One didn’t need the PowerPoint to know that our government hinged upon Mike Pence, one needed only to have read the Washington Post article that included excerpts from “I Alone Can Fix It,” in which Pence refused to get into a Secret Service SUV for fear of a conspiracy to get him out and away from the Capitol. Obviously, had Pence refused to recognize electoral college votes (as Trump demanded) we’d have lost our democracy, but less obviously, had Pence gotten into that SUV we would have lost our democracy because that SUV wasn’t coming back to the Capitol that day and thus we’re outside the Constitution, which is all Trump wanted.

When your Vice President doesn’t trust your Secret Service because he senses a conspiracy to go against him, your country is in the midst of a coup. Pence, and a lot of others, stood up and didn’t let it happen. Joe Biden should get some credit also.

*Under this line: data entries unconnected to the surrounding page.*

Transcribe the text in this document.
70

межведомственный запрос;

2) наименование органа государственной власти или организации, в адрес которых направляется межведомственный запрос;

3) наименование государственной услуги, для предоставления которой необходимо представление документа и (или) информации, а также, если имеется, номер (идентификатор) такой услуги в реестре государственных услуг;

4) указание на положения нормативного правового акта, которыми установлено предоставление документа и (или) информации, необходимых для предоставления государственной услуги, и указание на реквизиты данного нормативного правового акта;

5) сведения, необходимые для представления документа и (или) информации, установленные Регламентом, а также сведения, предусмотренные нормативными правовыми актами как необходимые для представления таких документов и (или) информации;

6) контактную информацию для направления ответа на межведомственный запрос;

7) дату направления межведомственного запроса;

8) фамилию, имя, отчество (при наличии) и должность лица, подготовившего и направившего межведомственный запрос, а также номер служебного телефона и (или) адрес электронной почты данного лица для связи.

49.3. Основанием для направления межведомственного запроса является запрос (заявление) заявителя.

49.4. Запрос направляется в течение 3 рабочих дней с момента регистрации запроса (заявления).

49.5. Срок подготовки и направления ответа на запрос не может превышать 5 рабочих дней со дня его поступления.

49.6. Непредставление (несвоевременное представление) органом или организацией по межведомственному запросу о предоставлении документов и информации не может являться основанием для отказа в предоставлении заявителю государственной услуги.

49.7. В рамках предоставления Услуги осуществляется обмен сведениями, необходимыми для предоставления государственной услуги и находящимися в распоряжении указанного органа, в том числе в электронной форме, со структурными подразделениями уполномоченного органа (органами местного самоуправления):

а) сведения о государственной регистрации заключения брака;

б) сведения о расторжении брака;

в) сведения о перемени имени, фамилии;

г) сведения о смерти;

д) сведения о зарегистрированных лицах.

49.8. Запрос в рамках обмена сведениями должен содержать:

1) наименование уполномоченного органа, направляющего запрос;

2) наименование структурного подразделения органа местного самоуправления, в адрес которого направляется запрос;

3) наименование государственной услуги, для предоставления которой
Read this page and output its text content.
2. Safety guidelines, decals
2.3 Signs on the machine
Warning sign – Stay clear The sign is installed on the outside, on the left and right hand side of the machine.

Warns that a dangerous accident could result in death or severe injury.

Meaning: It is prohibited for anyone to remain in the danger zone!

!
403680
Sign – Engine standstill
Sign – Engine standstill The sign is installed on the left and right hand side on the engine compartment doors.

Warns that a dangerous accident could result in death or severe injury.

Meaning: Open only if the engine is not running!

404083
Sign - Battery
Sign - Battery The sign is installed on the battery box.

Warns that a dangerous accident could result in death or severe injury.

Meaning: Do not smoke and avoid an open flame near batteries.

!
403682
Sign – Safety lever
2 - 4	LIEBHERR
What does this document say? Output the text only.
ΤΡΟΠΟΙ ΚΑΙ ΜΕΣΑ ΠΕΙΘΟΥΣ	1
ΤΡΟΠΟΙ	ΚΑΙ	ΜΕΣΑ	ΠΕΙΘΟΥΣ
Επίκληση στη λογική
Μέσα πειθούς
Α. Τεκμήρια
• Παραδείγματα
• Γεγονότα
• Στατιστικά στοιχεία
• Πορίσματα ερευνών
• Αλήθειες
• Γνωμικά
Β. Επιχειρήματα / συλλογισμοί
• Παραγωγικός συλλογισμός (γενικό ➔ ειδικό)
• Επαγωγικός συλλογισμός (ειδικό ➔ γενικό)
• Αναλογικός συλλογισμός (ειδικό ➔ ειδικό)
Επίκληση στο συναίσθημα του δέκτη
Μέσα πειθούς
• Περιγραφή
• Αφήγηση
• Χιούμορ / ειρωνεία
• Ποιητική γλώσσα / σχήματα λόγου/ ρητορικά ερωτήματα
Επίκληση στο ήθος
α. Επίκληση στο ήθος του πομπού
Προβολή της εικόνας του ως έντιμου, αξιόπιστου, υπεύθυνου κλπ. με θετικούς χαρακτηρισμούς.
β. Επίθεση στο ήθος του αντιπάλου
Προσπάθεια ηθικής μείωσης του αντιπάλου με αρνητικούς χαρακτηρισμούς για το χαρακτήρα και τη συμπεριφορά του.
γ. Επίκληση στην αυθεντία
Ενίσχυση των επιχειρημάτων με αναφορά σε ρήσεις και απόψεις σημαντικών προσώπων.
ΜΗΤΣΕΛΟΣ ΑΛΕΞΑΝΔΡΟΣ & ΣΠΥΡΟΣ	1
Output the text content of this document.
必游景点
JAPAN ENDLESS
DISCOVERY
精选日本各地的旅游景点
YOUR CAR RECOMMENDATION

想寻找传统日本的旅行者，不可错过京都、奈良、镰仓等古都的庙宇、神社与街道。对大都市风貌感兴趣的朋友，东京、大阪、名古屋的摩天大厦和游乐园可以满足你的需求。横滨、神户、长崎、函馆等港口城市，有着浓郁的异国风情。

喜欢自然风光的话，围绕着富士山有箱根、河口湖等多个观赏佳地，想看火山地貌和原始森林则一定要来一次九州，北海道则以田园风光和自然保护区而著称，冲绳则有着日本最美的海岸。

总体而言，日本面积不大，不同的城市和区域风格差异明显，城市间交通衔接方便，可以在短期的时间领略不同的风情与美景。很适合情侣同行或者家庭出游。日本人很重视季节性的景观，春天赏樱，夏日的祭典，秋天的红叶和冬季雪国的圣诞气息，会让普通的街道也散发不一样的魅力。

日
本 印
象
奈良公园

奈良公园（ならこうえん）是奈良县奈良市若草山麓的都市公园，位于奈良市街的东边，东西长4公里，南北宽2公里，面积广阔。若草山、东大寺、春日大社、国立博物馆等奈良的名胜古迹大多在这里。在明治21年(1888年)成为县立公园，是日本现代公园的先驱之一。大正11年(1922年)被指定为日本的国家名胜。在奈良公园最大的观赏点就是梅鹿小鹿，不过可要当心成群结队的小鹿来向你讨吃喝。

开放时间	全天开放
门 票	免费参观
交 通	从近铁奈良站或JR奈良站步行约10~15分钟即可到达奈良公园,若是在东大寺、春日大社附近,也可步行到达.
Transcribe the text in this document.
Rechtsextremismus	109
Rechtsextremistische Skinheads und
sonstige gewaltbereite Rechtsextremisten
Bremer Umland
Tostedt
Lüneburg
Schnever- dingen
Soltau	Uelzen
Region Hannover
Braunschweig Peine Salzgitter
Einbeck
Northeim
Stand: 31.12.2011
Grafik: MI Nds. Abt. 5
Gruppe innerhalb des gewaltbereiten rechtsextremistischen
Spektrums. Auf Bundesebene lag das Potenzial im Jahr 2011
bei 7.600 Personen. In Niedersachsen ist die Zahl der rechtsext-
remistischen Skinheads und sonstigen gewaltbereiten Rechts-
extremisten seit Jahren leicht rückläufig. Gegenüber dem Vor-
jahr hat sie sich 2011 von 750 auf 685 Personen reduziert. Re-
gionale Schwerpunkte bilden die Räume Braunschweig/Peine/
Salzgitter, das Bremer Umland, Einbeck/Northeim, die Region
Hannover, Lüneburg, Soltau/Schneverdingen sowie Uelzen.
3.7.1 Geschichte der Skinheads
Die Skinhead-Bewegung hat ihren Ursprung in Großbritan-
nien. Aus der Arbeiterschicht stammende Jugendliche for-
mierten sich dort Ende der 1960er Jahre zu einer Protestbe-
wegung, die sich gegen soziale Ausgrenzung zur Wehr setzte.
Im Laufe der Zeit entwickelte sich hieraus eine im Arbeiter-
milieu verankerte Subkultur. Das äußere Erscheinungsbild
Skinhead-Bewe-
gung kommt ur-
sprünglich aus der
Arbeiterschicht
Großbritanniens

Time Magazine had a chance to highlight the obvious People of the Year, the heroes that saved democracy in the United States, there were less than one-hundred, total. They could have symbolically given it to Mike Pence alone and mentioned everyone else and they could have done it at a critical point in time, just as we’re beginning to learn the real details, just as executive privilege is falling away.

Instead, Time did what modern media does. It played it safe. It didn’t offend anyone. It focused on the sexiness of stardom, of money, of power, and not the boring mechanics of government. And again, ironically enough, we’re talking about the only government that is capable of standing up against Facebook, Twitter, and sovereigns like Musk, the United States government – the real one, the democratic one, the one whose power flows from the people united together, the one that was almost lost.

If the United States had fallen to Trump, we would be Russia, Trump could be bought, just like Putin is purchased. Musk could pay Trump $50 billion to put troops in Taiwan to keep the Chinese occupied (just a stupid example). See how that works? The American government is the only institution that keeps Musk, Zuck, Bezos, from being sovereigns, and we almost lost it. This call was obvious. So obvious, only a terrified modern American media company could screw it up.